When Blake, 22, arrived in high school, the Scots were busy winning a Class 4A state championship with current Detroit Lions quarterback Matthew Stafford at the helm in 2005. With Winston Gamso and Dutch Crews calling the signals two years later, Highland Park made a return appearance in the title game, losing to Austin Lake Travis in a 36-34 thriller. Blake’s only varsity action came when he attempted six passes his senior year, which was also Brady’s freshman year.
“One brother does it and grows up watching the other brother doing it,” said Blake, who also served as a student manager for the University of Oklahoma’s football team. “It just kind of trickles down. It’s definitely a unique thing.”
Brady, 20, got his first taste of Highland Park varsity football when Blake was on the team.
“When he and all of his friends would be at the house, I would always hear about their varsity stories,” Brady said. “I was always looking forward to it. I’m glad I had the opportunity to play and start on the varsity. It was a lot of fun. And now Brooks is getting to enjoy the same thing.”
Brady said he typically watches Brooks’ games on the Internet and then talks to him about what he saw.
“He’ll ask me questions and my opinion, but for the most part he’s out there doing it on his own,” Brady said. “He’s gone through the system, so he knows what Coach Allen wants and expects.
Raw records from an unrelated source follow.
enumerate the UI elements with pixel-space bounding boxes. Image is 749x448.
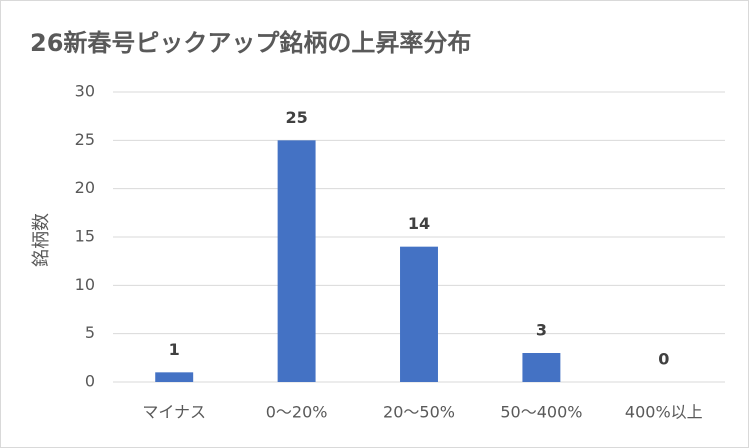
data-label: 0 [658, 350, 669, 369]
bar [522, 353, 561, 382]
data-label: 1 [169, 340, 180, 359]
x-tick-label: 20～50% [383, 403, 455, 422]
data-label: 14 [408, 214, 430, 233]
bar [155, 372, 194, 382]
y-tick-label: 15 [75, 227, 95, 246]
x-tick-label: 50～400% [500, 403, 582, 422]
y-tick-label: 10 [75, 275, 95, 294]
x-tick-label: マイナス [142, 403, 206, 422]
y-tick-label: 0 [85, 372, 95, 391]
y-axis-label: 銘柄数 [31, 213, 52, 267]
data-label: 3 [536, 321, 547, 340]
y-tick-label: 5 [85, 323, 95, 342]
y-tick-label: 30 [75, 82, 95, 101]
x-tick-label: 400%以上 [625, 403, 703, 422]
bar [400, 246, 438, 382]
y-tick-label: 25 [75, 130, 95, 149]
y-tick-label: 20 [75, 178, 95, 197]
chart-title: 26新春号ピックアップ銘柄の上昇率分布 [30, 29, 471, 57]
bar [277, 140, 316, 382]
data-label: 25 [285, 108, 307, 127]
x-tick-label: 0～20% [266, 403, 328, 422]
He knows what to do out there.”
Even though Brady and Blake have yet to see Brooks play a varsity game in person, they both watch the games online a day or so after the games are played. And Brooks has plenty of support in the stands with his parents and three grandparents there cheering him on every week.
“Right now, it’s fun just watching him and supporting him,” Brady said. “The cool thing about it is we all did it with the same head coach. We were all pretty much running the same offense. It’s fun to talk about running certain plays and each person knows exactly what you’re talking about.”